Nine years before the anthropologist and researcher Hiram
Bingham arrived in Machu Picchu in 1911 and reeled in its official discoverer, Peruvian farmer Agustín Lizárraga was already standing on the ruins of this Inca citadel, without saber that was for one of the Seven Wonders of the Modern World.
A story told not by history books, but by the Cuzqueño writer, the American engineer Rivas, who, through his book "Agustín Lizárraga: The Great Discoverer of Machu Picchu" summarizes for us his ten years of hard research into unreleased episodes of who he was true discoverer of Machu Picchu, which in quechua means 'old mountain'.
According to the writer, in 1902 Lizárraga, together with his cousin Enrique Palma Ruiz, the manager of the farm, undertook an expedition from the Collpani farm in the attempt to find new land to grow local produce. Thus began the trek through Cusco's mountain ranges without imagining finding the Inca city of Machu Picchu atop a hill, about 2,453 meters above sea level. Impressed by that find, Lizárraga left his signature on one of the rock walls of the Temple of Las Three Windows that would remain immortalized to this day: "Agustín Lizárraga July 14, 1902."
Even that detail Bingham had collected in his travel journals, but unlike the Peruvian peasant who lacked the support of the press and illustrious friends, the American reported to the world on July 24, 1911. Bingham had become the official discoverer thanks to the support of US President William Howard Taff, Peru's President Augusto B. Legua, National Geographic and Yale University.

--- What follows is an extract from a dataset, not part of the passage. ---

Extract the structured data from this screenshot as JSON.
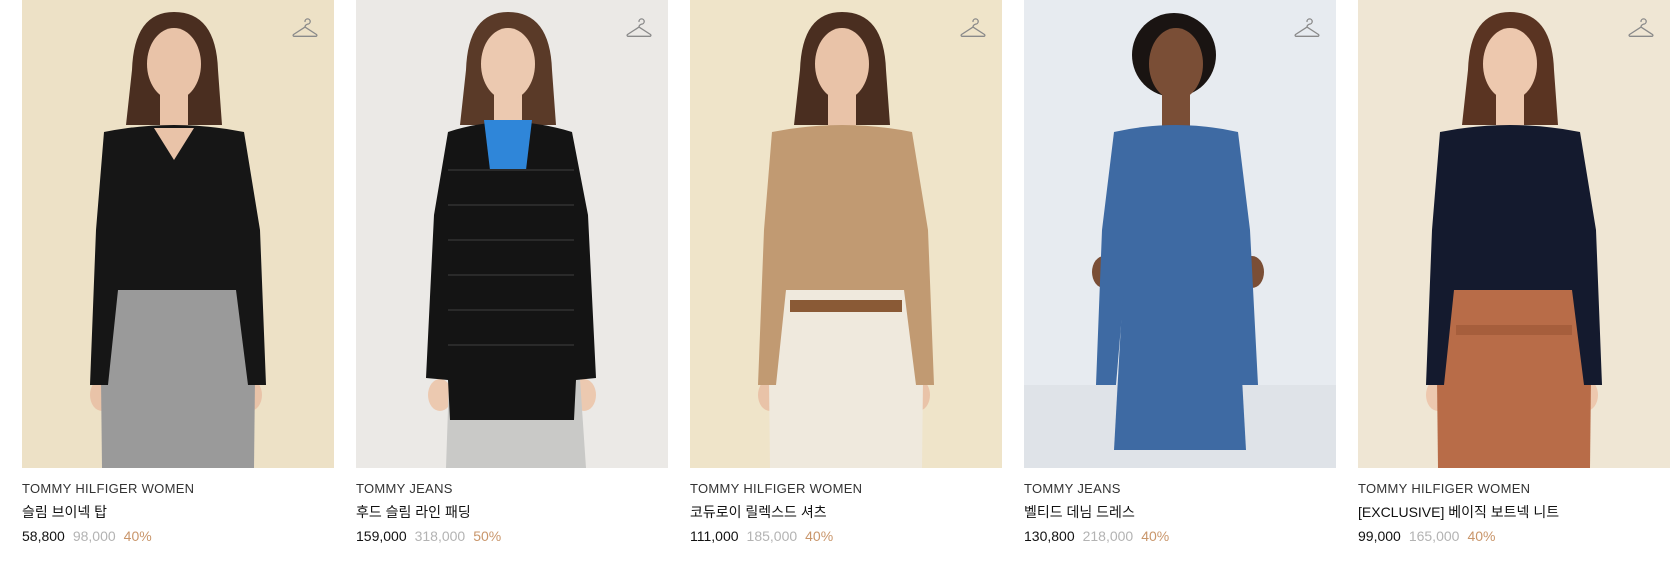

Engineer Américo Rivas clarifies in his book that the great Lizárraga was not just a simple farmer, he was a farmer "who stood out in his social segment" and who accidentally arrived at the farm Collpani, which belonged to the Ochoa family, in busca of work.

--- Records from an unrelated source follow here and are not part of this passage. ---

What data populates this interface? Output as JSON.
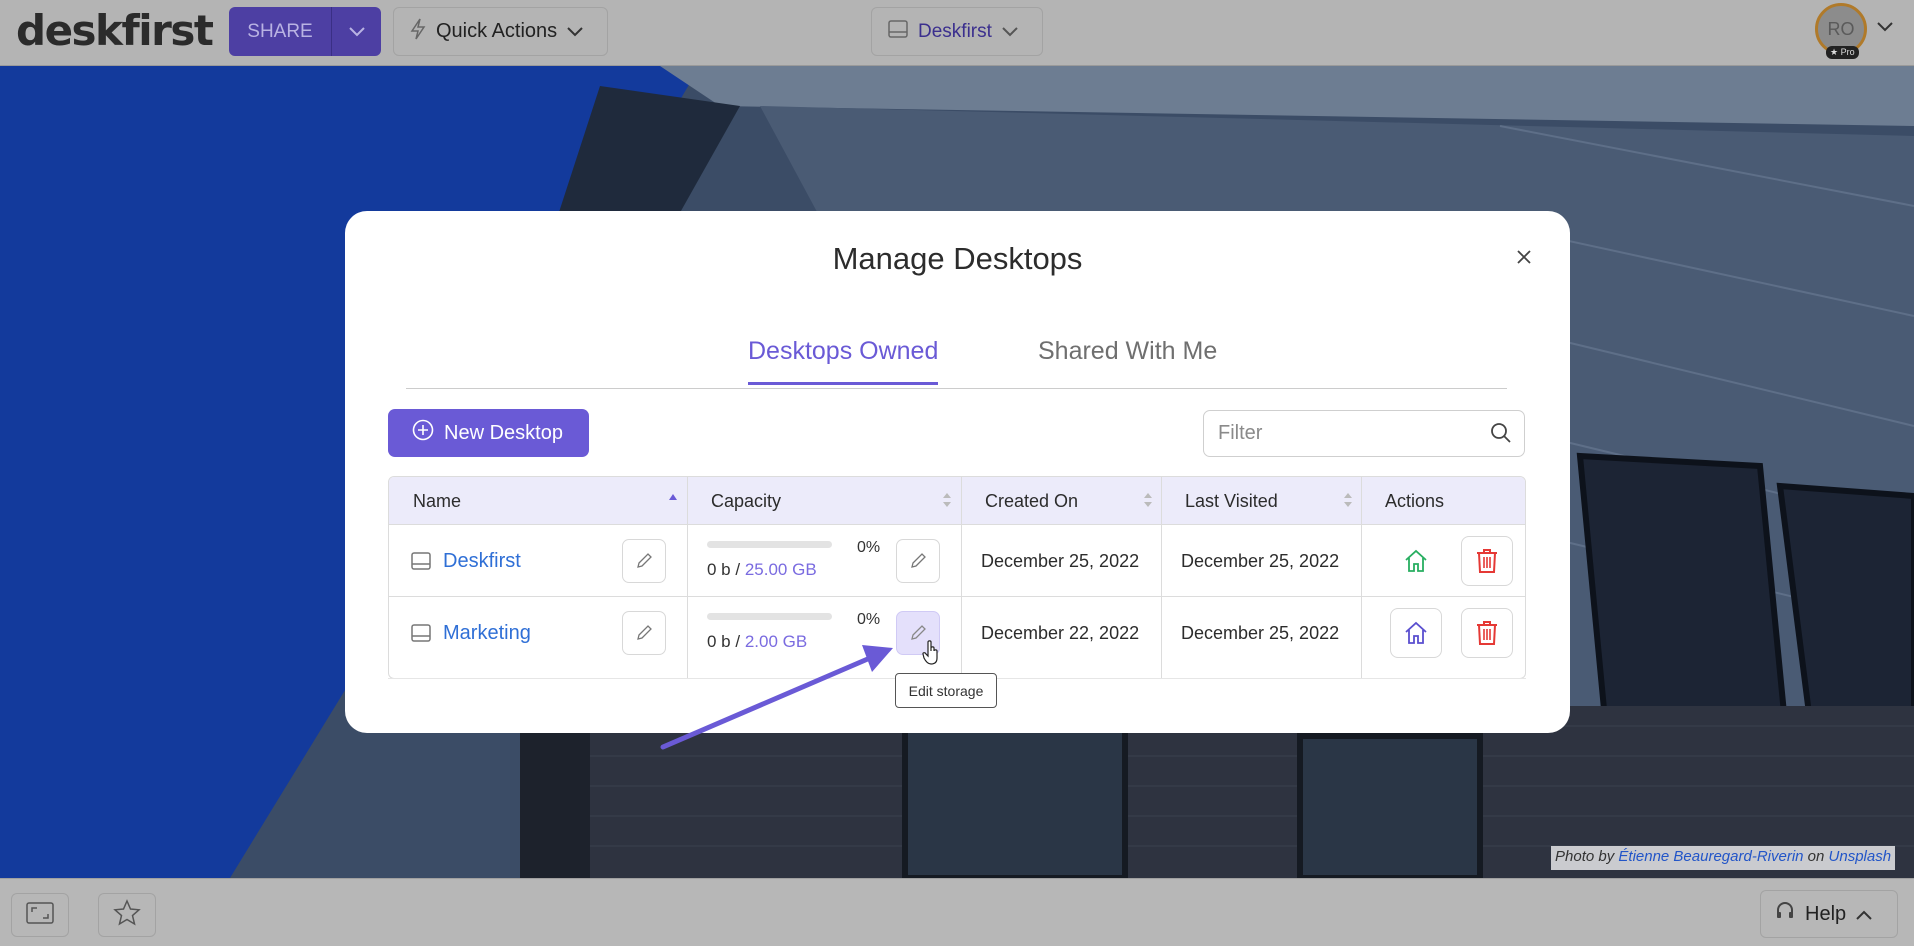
{
  "topbar": {
    "logo": "deskfirst",
    "share_label": "SHARE",
    "quick_actions_label": "Quick Actions",
    "desktop_selector_label": "Deskfirst",
    "avatar_initials": "RO",
    "pro_badge": "★ Pro"
  },
  "modal": {
    "title": "Manage Desktops",
    "tabs": [
      {
        "label": "Desktops Owned",
        "active": true
      },
      {
        "label": "Shared With Me",
        "active": false
      }
    ],
    "new_desktop_label": "New Desktop",
    "filter_placeholder": "Filter",
    "columns": [
      "Name",
      "Capacity",
      "Created On",
      "Last Visited",
      "Actions"
    ],
    "rows": [
      {
        "name": "Deskfirst",
        "used": "0 b /",
        "total": "25.00 GB",
        "percent": "0%",
        "created_on": "December 25, 2022",
        "last_visited": "December 25, 2022",
        "is_home": true
      },
      {
        "name": "Marketing",
        "used": "0 b /",
        "total": "2.00 GB",
        "percent": "0%",
        "created_on": "December 22, 2022",
        "last_visited": "December 25, 2022",
        "is_home": false
      }
    ],
    "tooltip": "Edit storage"
  },
  "credit": {
    "prefix": "Photo by",
    "author": "Étienne Beauregard-Riverin",
    "middle": "on",
    "source": "Unsplash"
  },
  "bottombar": {
    "help_label": "Help"
  },
  "colors": {
    "accent": "#6a5ad6",
    "share_bg": "#4d3fa3",
    "link": "#2f6fd6",
    "home_green": "#27ae60",
    "delete_red": "#e53935"
  }
}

According to the cousin's story, after his first encounter with Machu Picchu, Lizárraga toured the citadel, sniffing palaces and other buildings all day, which still kept ceramics in the kilns. "When they went down and told what they had seen, they said it looked like the city had been abandoned at once," Rivas said in an interview.

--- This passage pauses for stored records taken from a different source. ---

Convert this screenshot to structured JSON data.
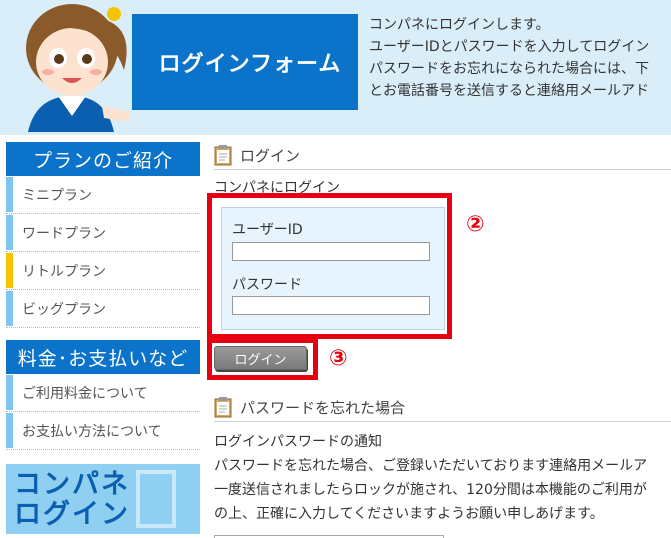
{
  "header": {
    "title": "ログインフォーム",
    "intro_lines": [
      "コンパネにログインします。",
      "ユーザーIDとパスワードを入力してログイン",
      "パスワードをお忘れになられた場合には、下",
      "とお電話番号を送信すると連絡用メールアド"
    ]
  },
  "sidebar": {
    "plans_heading": "プランのご紹介",
    "plans": [
      "ミニプラン",
      "ワードプラン",
      "リトルプラン",
      "ビッグプラン"
    ],
    "fees_heading": "料金･お支払いなど",
    "fees": [
      "ご利用料金について",
      "お支払い方法について"
    ],
    "banner_lines": [
      "コンパネ",
      "ログイン"
    ]
  },
  "login_section": {
    "heading": "ログイン",
    "subheading": "コンパネにログイン",
    "userid_label": "ユーザーID",
    "userid_value": "",
    "password_label": "パスワード",
    "password_value": "",
    "button_label": "ログイン",
    "marker_2": "②",
    "marker_3": "③"
  },
  "forgot_section": {
    "heading": "パスワードを忘れた場合",
    "subheading": "ログインパスワードの通知",
    "lines": [
      "パスワードを忘れた場合、ご登録いただいております連絡用メールア",
      "一度送信されましたらロックが施され、120分間は本機能のご利用が",
      "の上、正確に入力してくださいますようお願い申しあげます。"
    ]
  },
  "colors": {
    "accent": "#0b73c9",
    "marker": "#e60012",
    "header_bg": "#d9eef9"
  },
  "icons": {
    "section": "clipboard-icon",
    "mascot": "mascot-illustration"
  }
}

Although the Peruvian peasant had no good contacts to disseminate that find, he had relatives in Lima and even Paris, who came to the citadel in 1904 for a wedding. That social event allowed some of them to climb to the citadel. Yes, that visit was the first sightseeing trip to Machu Picchu.
After the wedding, the family members of the Ochoa family were so captivated by the discovery of Machu Picchu that they spread word of mouth in Lima and Paris, Rivas claimed. But that wasn't enough for all of Peru to know. Lizárraga drowned in the Vilcanota River in February 1912 without being officially proclaimed the true discoverer of the stone city that the Inca Pachac útec had to build in 1450. We already know what came next.